UN BIEN IMPERISSABLE ? - Spinoza
"Je résolus enfin de chercher s'il existait quelque objet qui fût un bien véritable, capable de se communiquer, et par quoi l'âme, renonçant à tout autre, pût être affectée uniquement, un bien dont la découverte et la possession eussent pour fruit une éternité de joie continue et souveraine". C'est dans ces termes que Spinoza définit son projet philosophique, aprés avoir expérimenté la déception que procurent les supposés biens qui excitent ordinairement la convoitise, comme les plaisirs des sens, la richesse et la renommée.
Un bien qui soit véritable et non frelaté, qui se puisse communiquer, qui détourne des autres biens, et qui assure "une éternité de joie continue et souveraine". Voilà qui m'interroge : n'est-ce pas là rechercher l'impossible ? N'est-ce pas se condamner, dès le début, à un échec, d'autant plus douloureux encore que le désir est fort, la démarche exclusive ?
La formulation elle-même invite à convoquer la tradition religieuse pour laquelle seul Dieu est vrai, éternel, source unique de la plus haute joie. Mais on peut y voir aussi un écho de la philosophie antique : le philosophe est invité à se détourner des faux biens pour se consacrer à la recherche du Souverain Bien, même si par ailleurs les écoles divergent sur la définition de ce Souverain Bien. Mais peut-être faut-il se dégager de ces références, supposer que la formulation classique dissimule un projet tout différent, que les termes utilisés sont des approximations, voire des masques métaphoriques. Le discours traditionnel doit être réinterprété.
Je remarque d'abord que dans le cours ordinaire de la vie il n'existe aucune satisfaction continue, et qu'il n'existe aucun moyen, hormis la chute définitive dans le délire de l"imbécile heureux", de s'assurer d'une telle satisfaction. Même le fameux Souverain Bien des philosophes relève du voeux pieux, ou de la menterie. Ce que nous expérimentons c'est la variation des conditions et des humeurs, des hauts et des bas, des succès et des échecs, et je ne vois pas comment il en pourrait aller autrement. Même le simple bonheur humain semble se dérober à la prise.
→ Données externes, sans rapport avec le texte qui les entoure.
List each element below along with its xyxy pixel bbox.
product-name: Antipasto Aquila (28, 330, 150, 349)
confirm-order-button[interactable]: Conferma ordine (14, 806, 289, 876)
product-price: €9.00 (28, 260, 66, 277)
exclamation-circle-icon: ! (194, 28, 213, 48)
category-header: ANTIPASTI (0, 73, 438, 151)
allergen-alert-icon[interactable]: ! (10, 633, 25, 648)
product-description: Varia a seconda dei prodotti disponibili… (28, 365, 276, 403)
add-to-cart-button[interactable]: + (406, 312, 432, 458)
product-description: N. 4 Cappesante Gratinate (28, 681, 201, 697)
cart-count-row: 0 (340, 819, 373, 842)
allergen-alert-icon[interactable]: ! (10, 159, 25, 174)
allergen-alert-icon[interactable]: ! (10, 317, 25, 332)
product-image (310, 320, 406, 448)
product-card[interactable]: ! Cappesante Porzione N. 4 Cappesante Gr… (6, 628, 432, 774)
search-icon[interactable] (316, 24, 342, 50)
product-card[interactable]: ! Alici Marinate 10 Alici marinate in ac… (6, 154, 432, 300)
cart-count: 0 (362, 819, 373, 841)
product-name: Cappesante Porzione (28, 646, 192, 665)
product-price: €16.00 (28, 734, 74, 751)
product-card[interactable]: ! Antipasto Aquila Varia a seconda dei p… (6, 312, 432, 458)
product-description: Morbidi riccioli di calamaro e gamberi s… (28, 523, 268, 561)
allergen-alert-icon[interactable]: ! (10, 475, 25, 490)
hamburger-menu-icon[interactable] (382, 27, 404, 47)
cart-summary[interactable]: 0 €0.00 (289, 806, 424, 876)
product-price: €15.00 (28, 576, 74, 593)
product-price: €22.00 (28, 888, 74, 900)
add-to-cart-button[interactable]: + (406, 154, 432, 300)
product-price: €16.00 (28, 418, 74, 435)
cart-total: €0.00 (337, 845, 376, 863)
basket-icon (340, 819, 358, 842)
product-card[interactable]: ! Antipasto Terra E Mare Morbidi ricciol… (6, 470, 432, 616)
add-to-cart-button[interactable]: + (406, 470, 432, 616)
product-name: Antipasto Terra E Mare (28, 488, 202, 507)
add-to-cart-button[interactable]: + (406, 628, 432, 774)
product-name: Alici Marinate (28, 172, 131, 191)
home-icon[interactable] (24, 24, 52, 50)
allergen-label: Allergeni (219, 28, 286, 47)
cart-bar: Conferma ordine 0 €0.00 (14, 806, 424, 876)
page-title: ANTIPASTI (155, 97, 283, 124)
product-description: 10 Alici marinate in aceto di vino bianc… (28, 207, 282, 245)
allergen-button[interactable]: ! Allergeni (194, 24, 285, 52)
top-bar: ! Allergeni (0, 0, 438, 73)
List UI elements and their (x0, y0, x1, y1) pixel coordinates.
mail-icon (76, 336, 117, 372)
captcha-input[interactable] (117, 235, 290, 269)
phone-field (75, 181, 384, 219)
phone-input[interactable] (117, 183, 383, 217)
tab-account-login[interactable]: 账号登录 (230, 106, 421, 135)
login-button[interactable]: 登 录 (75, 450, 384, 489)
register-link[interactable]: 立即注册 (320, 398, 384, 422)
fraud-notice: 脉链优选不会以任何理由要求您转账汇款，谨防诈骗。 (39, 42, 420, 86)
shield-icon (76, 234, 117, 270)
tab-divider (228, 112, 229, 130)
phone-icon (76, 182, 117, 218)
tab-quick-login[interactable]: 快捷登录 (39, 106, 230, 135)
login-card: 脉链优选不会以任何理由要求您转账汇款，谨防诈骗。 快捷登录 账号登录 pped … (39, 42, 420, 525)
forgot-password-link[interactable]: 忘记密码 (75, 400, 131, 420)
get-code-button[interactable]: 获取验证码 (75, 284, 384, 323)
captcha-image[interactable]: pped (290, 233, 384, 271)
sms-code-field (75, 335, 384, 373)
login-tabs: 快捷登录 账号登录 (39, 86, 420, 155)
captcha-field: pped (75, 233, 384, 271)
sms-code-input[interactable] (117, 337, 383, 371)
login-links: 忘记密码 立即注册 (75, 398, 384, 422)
Il faut en conclure que ce bien dont parle Spinoza se situe à un tout autre niveau : peut-être faut-il penser qu'il puisse exister en même temps que l'incertitude et la variation notées plus haut, comme si l'esprit pouvait se rapporter à la pensée du bien véritable alors même qu'il est affecté, comme pour tout un chacun, par les aléas du monde et de la psyché. Le bien véritable ne sauve ni ne libère des affects, mais il se maintiendrait comme un ciel serein au dessus des flots.
On sait que pour Spinoza l'accès à la joie se fait par la connaissance de Dieu comme Nature : deus sive natura. L'esprit est invité à renaître dans un processus de reconnaisssance de soi dans la connaissance de la nature éternelle. C'est la connaissance du "troisième genre" où les choses sont connues sous les espèces de l'éternité.
A l'identité empirique prise dans les réseaux des causes et des effets, affectée de mille manières selon l'ordre des causalités, s'opposerait une identité autre, par laquelle le sujet pensant se comprendrait comme une nécessité incluse dans la nécessité universelle, par où il peut affirmer : "nous sentons et nous expérimentons que nous sommes éternels" - éternels et non immortels, ce qui serait une regrettable confusion. En tant que mode fini l'homme naît et meurt, mais par sa pensée il se rapporte consciemment à la nature éternelle, et par là il peut vivre la plus haute joie.
Une petite confession personnelle pour finir - car enfin pourquoi la philosophie si ce n'est pour expérimenter librement et dûment - il m'arrive de penser ainsi, comme Spinoza nous y invite. Mais je ne puis m'y maintenir bien longtemps. C'est trop demander, et trop faire confiance à la pensée, selon moi. Quelquefois c'est l'émotion, et l'émotion esthétique au premier chef, qui me semble ouvrir les portes d'un monde immense, éternel et insondable. Alors ce n'est pas dans le plein d'une intuition totale que j'entrevois le réel, mais tout au contraire dans cette béance ouverte dans le moi, trou du réel, par où filtre une étrange lumière.